After the cancellation of the Springbok cricket tour in May 1970, the AAM relaunched its campaign to end economic links with South Africa. This poster advertised a conference on Britain’s trade and investment stake in apartheid. The aim of the conference was to highlight the role of British companies like ICI and the British Steel Corporation in supporting the apartheid economy.

Poster publicising an AAM conference held on 4 July 1971. The main issues discussed at the conference were the proposed settlement on Rhodesia and action against British firms with investments in South Africa. One of the speakers was Caroline Hunter from the US Polaroid Revolutionary Workers Movement. Polaroid supplied photographic equipment used to produce passbooks for black South Africans. After a long campaign by its largely black US workforce, Polaroid pulled out of South Africa in 1977.

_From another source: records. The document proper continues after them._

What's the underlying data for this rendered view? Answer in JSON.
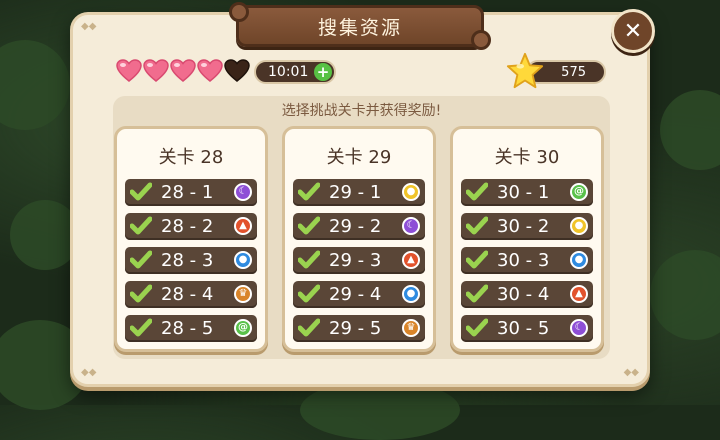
{
  "header": {
    "title": "搜集资源"
  },
  "close_button": {
    "label": "✕"
  },
  "lives": {
    "hearts": [
      {
        "state": "full",
        "color": "#f16c8e"
      },
      {
        "state": "full",
        "color": "#f16c8e"
      },
      {
        "state": "full",
        "color": "#f16c8e"
      },
      {
        "state": "full",
        "color": "#f16c8e"
      },
      {
        "state": "empty",
        "color": "#3a2418"
      }
    ],
    "timer": "10:01",
    "plus_label": "+"
  },
  "stars": {
    "count": "575"
  },
  "main": {
    "subtitle": "选择挑战关卡并获得奖励!"
  },
  "stages": [
    {
      "title": "关卡 28",
      "levels": [
        {
          "label": "28 - 1",
          "completed": true,
          "resource": "moon-icon"
        },
        {
          "label": "28 - 2",
          "completed": true,
          "resource": "fire-icon"
        },
        {
          "label": "28 - 3",
          "completed": true,
          "resource": "water-drop-icon"
        },
        {
          "label": "28 - 4",
          "completed": true,
          "resource": "crown-icon"
        },
        {
          "label": "28 - 5",
          "completed": true,
          "resource": "swirl-icon"
        }
      ]
    },
    {
      "title": "关卡 29",
      "levels": [
        {
          "label": "29 - 1",
          "completed": true,
          "resource": "sun-icon"
        },
        {
          "label": "29 - 2",
          "completed": true,
          "resource": "moon-icon"
        },
        {
          "label": "29 - 3",
          "completed": true,
          "resource": "fire-icon"
        },
        {
          "label": "29 - 4",
          "completed": true,
          "resource": "water-drop-icon"
        },
        {
          "label": "29 - 5",
          "completed": true,
          "resource": "crown-icon"
        }
      ]
    },
    {
      "title": "关卡 30",
      "levels": [
        {
          "label": "30 - 1",
          "completed": true,
          "resource": "swirl-icon"
        },
        {
          "label": "30 - 2",
          "completed": true,
          "resource": "sun-icon"
        },
        {
          "label": "30 - 3",
          "completed": true,
          "resource": "water-drop-icon"
        },
        {
          "label": "30 - 4",
          "completed": true,
          "resource": "fire-icon"
        },
        {
          "label": "30 - 5",
          "completed": true,
          "resource": "moon-icon"
        }
      ]
    }
  ]
}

One of a set of three posters publicising the AAM’s campaign to isolate South Africa in the aftermath of the 1976 Soweto student uprising.

In the mid-1970s the AAM set up an investment unit that commissioned papers on the economic links between Britain and South Africa. This paper argued that investment in South Africa damaged the living standards of British workers as well as exploiting black workers in South Africa.

Leaflet publicising a rally in Trafalgar Square on 6 March 1977 calling on the British government to impose a strict arms embargo on South Afria and halt all new investment there. The speakers included representatives of all the main Southern African liberation movements, Duma Nokwe (ANC), Misheke Muyongo (SWAPO), Dzinga Mutumbuko (ZANU) and Daniel Madzimbamutu (ZAPU), as well as Pauline Webb, representing the World Council of Churches, Labour MP Joan Lestor and Abdul Minty (AAM).

After the killing of Steve Biko and banning of anti-apartheid organisations in South Africa in 1977, the British government voted for a UN mandatory arms embargo against South Africa. At the same time it announced it would veto a draft UN Security Council resolution imposing economic sanctions. This letter from the AAM’s President Bishop Ambrose Reeves expressed dismay at the decision to veto and asked for a meeting with the Prime Minister. 

British Leyland was one of the main targets of the AAM’s disinvestment campaign in the 1970s. It was one of the biggest vehicle manufacturers in South Africa and was involved in a long-running recognition dispute with the Metal and Allied Workers Union. Coventry Anti-Apartheid Movement worked with local trade unionists to persuade British workers to refuse to work on spare parts for South Africa. This report, sponsored by Coventry AAM and Coventry Trades Council, set out the case for worker to worker solidarity.